A public debate over energy, transportation, and climate change policies emerged in the United States in the late 1980s and early 1990s. This paper examines the groups that led this debate, including policymakers, scientists, environmentalists, and industry representatives. These stakeholders struggled over how to reconcile the universal need for a healthy environment with the popular desire for affordable mobility. Their relationships with transportation, and with automobility in particular, help illustrate the difficulty of addressing economic and ecological imperatives simultaneously.
“Pumping Gas” argues that entrenched economic interests, expectations about transportation, and misperceptions of climate change stymied efforts to reduce the environmental costs of mobility.
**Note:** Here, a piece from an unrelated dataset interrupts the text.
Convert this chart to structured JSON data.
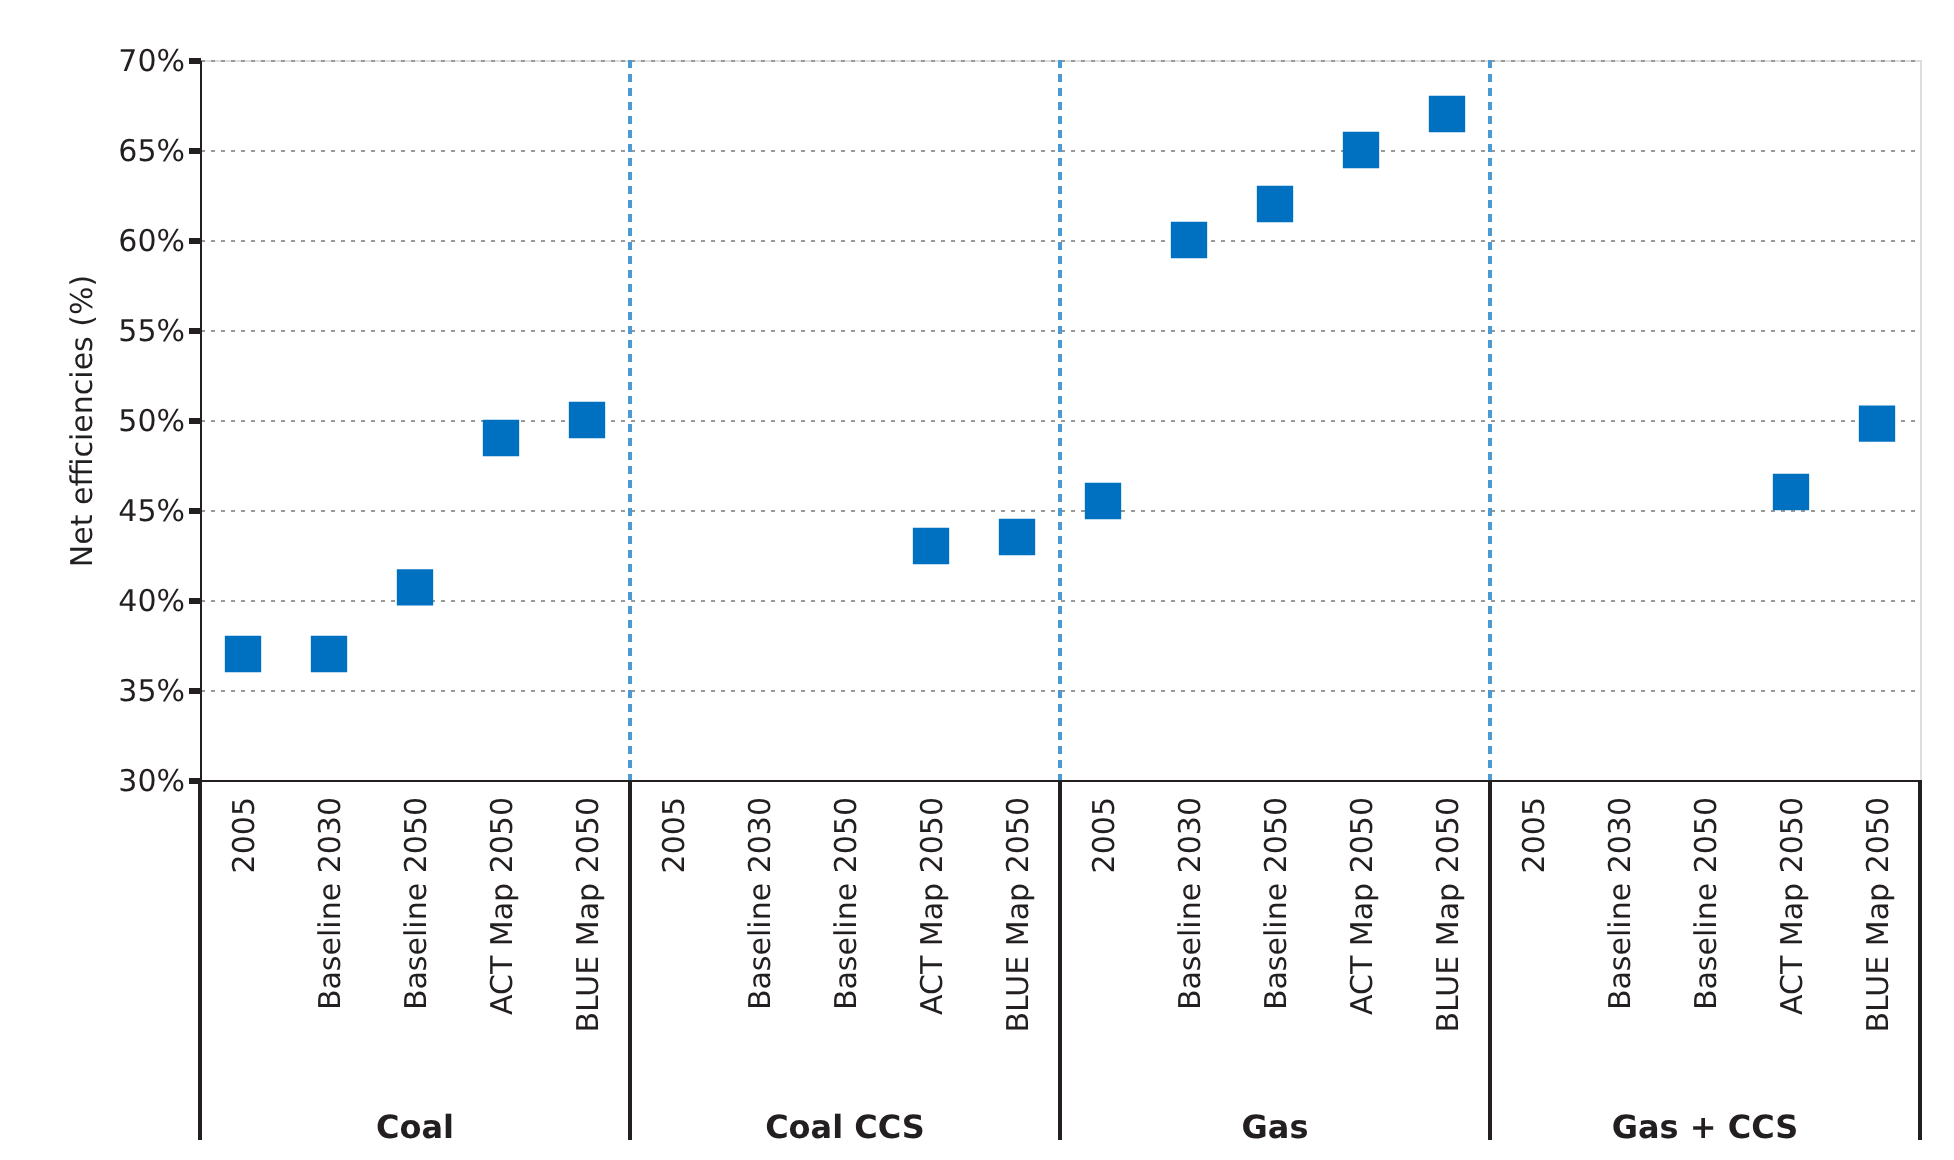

In the late 1980s, scholars and federal policymakers proposed using market mechanisms like energy taxes to limit greenhouse gas emissions from transportation. Faith in the power of the market to solve ecological problems—what scholars have called “green liberalism”—was on the rise. However, many energy producers and consumers resisted measures that would have raised the costs of energy and mobility. Ultimately, forces of the status quo overwhelmed the neoliberal Clinton administration’s attempt in 1993 to enact a modest energy tax. This failure ensured that Americans would continue to spin the wheels of their old habits and dirty cars.
This paper serves as a case study of the contested emergence of “green liberalism.” It examines how various stakeholders portrayed the roles of government and markets in guiding economic and ecological change. It builds on recent scholarship on the politics of climate science, green capitalism, and sustainability in the late twentieth century. Also, it highlights the importance of transportation issues to environmental politics in general and to climate change in particular. To bring a wide spectrum of voices into conversation with one another, this paper draws on government documents, industry records, periodicals, and activist publications.